Paul Rie, mein Großvater mütterlicherseits, hatte drei Brüder und eine Schwester, die alle in Wien geboren waren und denen er sehr nahestand. Wenn sie in Paris waren, wohnten sie bei meinen Großeltern. Meine Mutter liebte ihre Wiener Cousins, sie erzählte mir von den wunderbaren Ferien, die sie mit ihren Cousins in der Steiermark in Altaussee verbracht hatte. Onkel Oskar Rie hatte zwei Töchter: Margarethe, die den bekannten Psychoanalytiker Hermann Nunberg heiratete, und Marianne, ebenfalls Psychoanalytikerin, die den Kunsthistoriker Ernst Kris heiratete, der seinerseits auch Psychoanalytiker wurde. Tante Judith, Ditha genannt, heiratete Doktor Ludwig Rosenberg. Diese ganze kleine Welt stand mit Freud in Verbindung. Einige wurden berühmte Psychoanalytiker, die noch beim Meister selbst gelernt hatten.
Nachdem sie ihr Baccalauréat in Paris bestanden hatte, schickten ihre Eltern meine Mutter zum Studium nach Boston, an das Simmons College, ein Mädchencollege, wo sie einen Bachelor, dann einen Master of Arts in Sozialwissenschaften erwarb. Während ihres Aufenthalts in Boston traf sie den Harvard-Studenten Jules Roman. Nach ihrer Rückkehr nach Frankreich im Jahr 1924 heirateten sie in Saint-Cloud.
Flitterwochen in China
Auf der Suche nach einer Anstellung willigte mein Vater ein, ein Jahr lang für die belgische Bahngesellschaft in Shanghai zu arbeiten. Ich glaube zu wissen, dass meine Eltern von dem Gedanken, nach Fernost zu gehen, begeistert waren. Mein Vater, weil ihm seine harte Kindheit und seine Jugend in den Schützengräben das Reisen unmöglich gemacht hatten; meine Mutter ihrerseits träumte davon, dem Beispiel ihrer besten Freundin Clara Malraux zu folgen, die gerade aus Indochina zurückkam.

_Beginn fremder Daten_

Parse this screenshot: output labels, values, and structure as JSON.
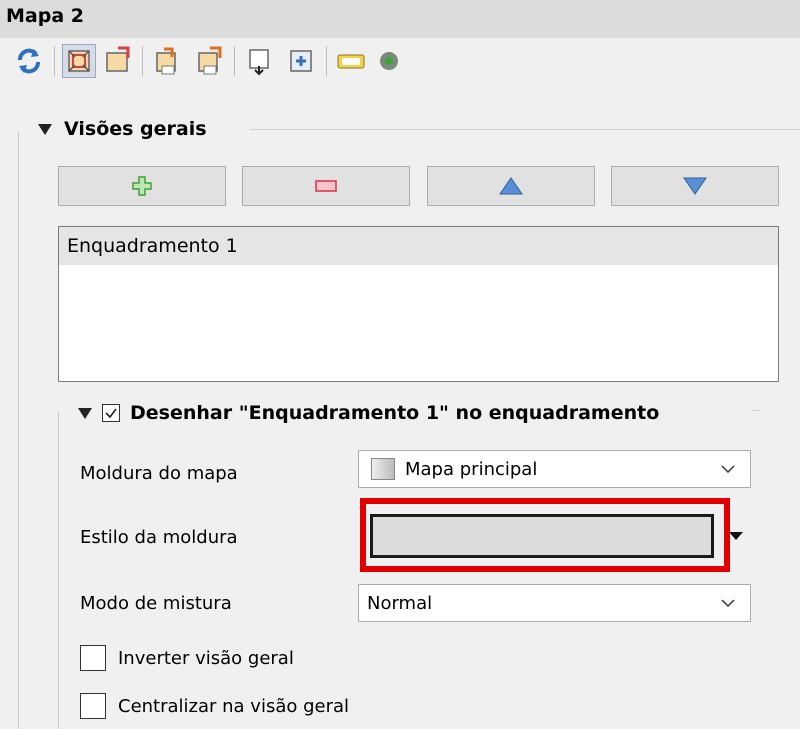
{
  "window": {
    "title": "Mapa 2"
  },
  "toolbar": {
    "icons": [
      "refresh-icon",
      "zoom-to-extent-icon",
      "set-extent-icon",
      "view-extent-icon",
      "set-view-extent-icon",
      "move-content-icon",
      "atlas-icon",
      "label-icon",
      "settings-icon"
    ]
  },
  "overviews": {
    "section_title": "Visões gerais",
    "items": [
      "Enquadramento 1"
    ]
  },
  "overview_settings": {
    "group_title": "Desenhar \"Enquadramento 1\" no enquadramento",
    "map_frame_label": "Moldura do mapa",
    "map_frame_value": "Mapa principal",
    "frame_style_label": "Estilo da moldura",
    "blend_mode_label": "Modo de mistura",
    "blend_mode_value": "Normal",
    "invert_label": "Inverter visão geral",
    "center_label": "Centralizar na visão geral"
  },
  "colors": {
    "highlight": "#e00000",
    "add_green": "#3aa33a",
    "remove_red": "#d9304a",
    "arrow_blue": "#3a78c9"
  }
}
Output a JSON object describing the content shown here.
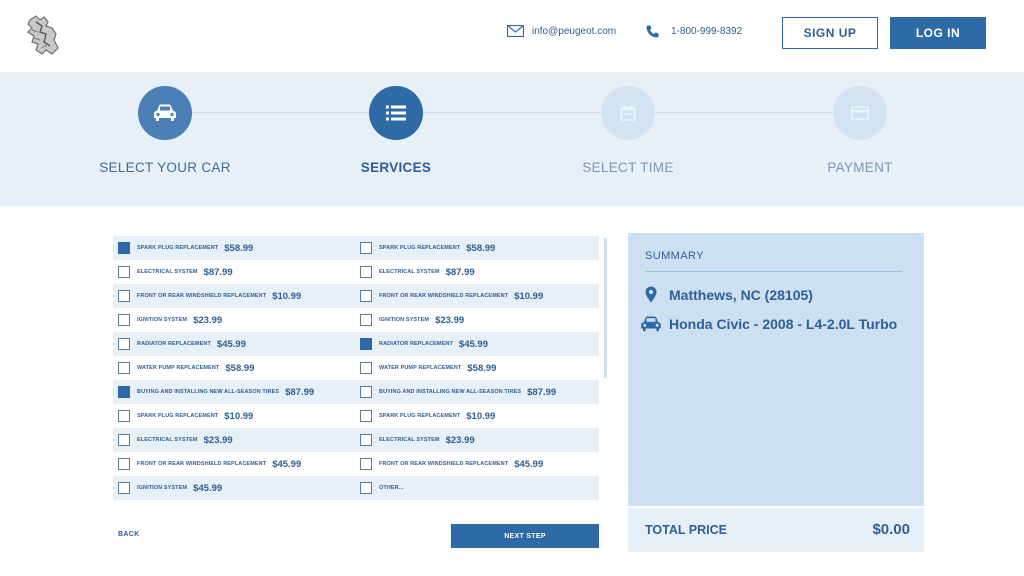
{
  "header": {
    "email": "info@peugeot.com",
    "phone": "1-800-999-8392",
    "signup_label": "SIGN UP",
    "login_label": "LOG IN"
  },
  "steps": [
    {
      "label": "SELECT YOUR CAR",
      "state": "done",
      "icon": "car-icon"
    },
    {
      "label": "SERVICES",
      "state": "active",
      "icon": "list-icon"
    },
    {
      "label": "SELECT TIME",
      "state": "pending",
      "icon": "calendar-icon"
    },
    {
      "label": "PAYMENT",
      "state": "pending",
      "icon": "card-icon"
    }
  ],
  "services": {
    "rows": [
      [
        {
          "name": "SPARK PLUG REPLACEMENT",
          "price": "$58.99",
          "checked": true
        },
        {
          "name": "SPARK PLUG REPLACEMENT",
          "price": "$58.99",
          "checked": false
        }
      ],
      [
        {
          "name": "ELECTRICAL SYSTEM",
          "price": "$87.99",
          "checked": false
        },
        {
          "name": "ELECTRICAL SYSTEM",
          "price": "$87.99",
          "checked": false
        }
      ],
      [
        {
          "name": "FRONT OR REAR WINDSHIELD REPLACEMENT",
          "price": "$10.99",
          "checked": false
        },
        {
          "name": "FRONT OR REAR WINDSHIELD REPLACEMENT",
          "price": "$10.99",
          "checked": false
        }
      ],
      [
        {
          "name": "IGNITION SYSTEM",
          "price": "$23.99",
          "checked": false
        },
        {
          "name": "IGNITION SYSTEM",
          "price": "$23.99",
          "checked": false
        }
      ],
      [
        {
          "name": "RADIATOR REPLACEMENT",
          "price": "$45.99",
          "checked": false
        },
        {
          "name": "RADIATOR REPLACEMENT",
          "price": "$45.99",
          "checked": true
        }
      ],
      [
        {
          "name": "WATER PUMP REPLACEMENT",
          "price": "$58.99",
          "checked": false
        },
        {
          "name": "WATER PUMP REPLACEMENT",
          "price": "$58.99",
          "checked": false
        }
      ],
      [
        {
          "name": "BUYING AND INSTALLING NEW ALL-SEASON TIRES",
          "price": "$87.99",
          "checked": true
        },
        {
          "name": "BUYING AND INSTALLING NEW ALL-SEASON TIRES",
          "price": "$87.99",
          "checked": false
        }
      ],
      [
        {
          "name": "SPARK PLUG REPLACEMENT",
          "price": "$10.99",
          "checked": false
        },
        {
          "name": "SPARK PLUG REPLACEMENT",
          "price": "$10.99",
          "checked": false
        }
      ],
      [
        {
          "name": "ELECTRICAL SYSTEM",
          "price": "$23.99",
          "checked": false
        },
        {
          "name": "ELECTRICAL SYSTEM",
          "price": "$23.99",
          "checked": false
        }
      ],
      [
        {
          "name": "FRONT OR REAR WINDSHIELD REPLACEMENT",
          "price": "$45.99",
          "checked": false
        },
        {
          "name": "FRONT OR REAR WINDSHIELD REPLACEMENT",
          "price": "$45.99",
          "checked": false
        }
      ],
      [
        {
          "name": "IGNITION SYSTEM",
          "price": "$45.99",
          "checked": false
        },
        {
          "name": "OTHER...",
          "price": "",
          "checked": false
        }
      ]
    ]
  },
  "nav": {
    "back_label": "BACK",
    "next_label": "NEXT STEP"
  },
  "summary": {
    "title": "SUMMARY",
    "location": "Matthews, NC (28105)",
    "car": "Honda Civic - 2008 - L4-2.0L Turbo",
    "total_label": "TOTAL PRICE",
    "total_value": "$0.00"
  },
  "colors": {
    "brand": "#2e6aa6",
    "band": "#e7eff7",
    "summary_bg": "#cce0f2"
  }
}
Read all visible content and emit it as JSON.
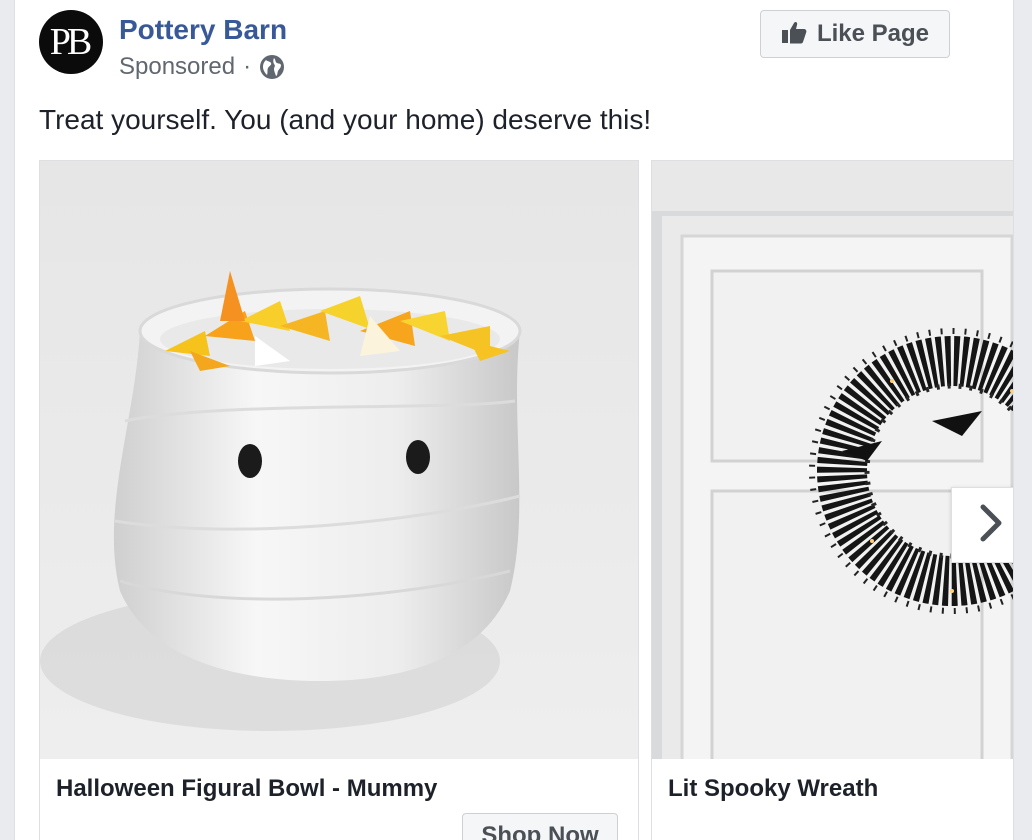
{
  "header": {
    "avatar_initials": "PB",
    "page_name": "Pottery Barn",
    "sponsored_label": "Sponsored",
    "separator": "·",
    "privacy_icon": "globe-icon",
    "like_button_label": "Like Page",
    "like_icon": "thumbs-up-icon"
  },
  "post": {
    "text": "Treat yourself. You (and your home) deserve this!"
  },
  "carousel": {
    "cards": [
      {
        "title": "Halloween Figural Bowl - Mummy",
        "cta_label": "Shop Now"
      },
      {
        "title": "Lit Spooky Wreath"
      }
    ],
    "next_icon": "chevron-right-icon"
  },
  "colors": {
    "page_name": "#385898",
    "secondary_text": "#616770",
    "button_text": "#4b4f56",
    "border": "#dddfe2",
    "background": "#e9ebee"
  }
}
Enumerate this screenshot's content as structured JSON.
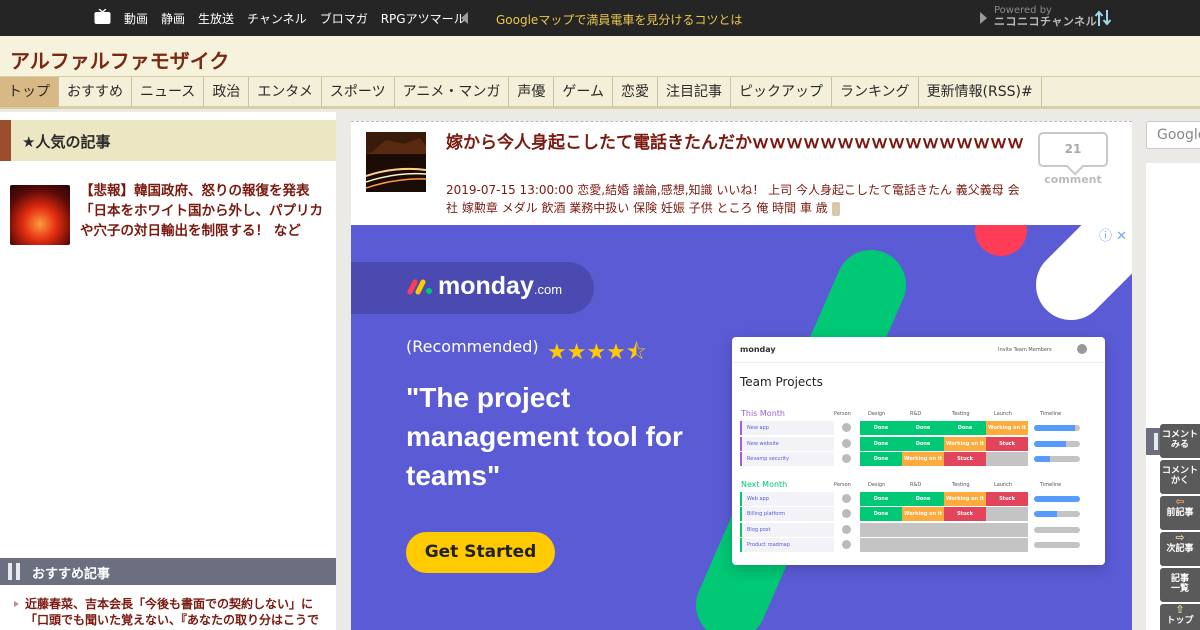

Von dieser langen Hochzeitsreise brachten sie einige Erinnerungen mit. Das Leben auf den Passagierdampfern, die Begegnungen, die Häfen. Die Entdeckung des Exotischen. Singapur, Peking und die Ausflüge in die Mongolei. Sie brachten auch rote Lackmöbel aus Canton mit, zwei Koffer aus Eukalyptusholz, Kleider und rote Stiefel aus russischem Leder mit kleinen Absätzen.
Im Herbst 1925, auf dem Schiff zurück nach Frankreich, war meine Mutter mit mir schwanger. Es kommt vor, dass ich auf die Frage „Waren Sie mal in China?“ antworte: „Ja, kurz, denn ich wurde in Shanghai gezeugt (J’ai été conçue à Shanghai)“. Aber weil es sich nicht schickt, über den Ort zu reden, an dem die eigenen Eltern sich geliebt haben, um einen zu zeugen, sind meine Gesprächspartner schockiert. Oder sie verhören sich und verstehen, ich sei „Konsul in Shanghai“ gewesen. Das Missverständnis wird immer verworrener. Also erwähne ich diesen ersten Kontakt mit China nicht mehr.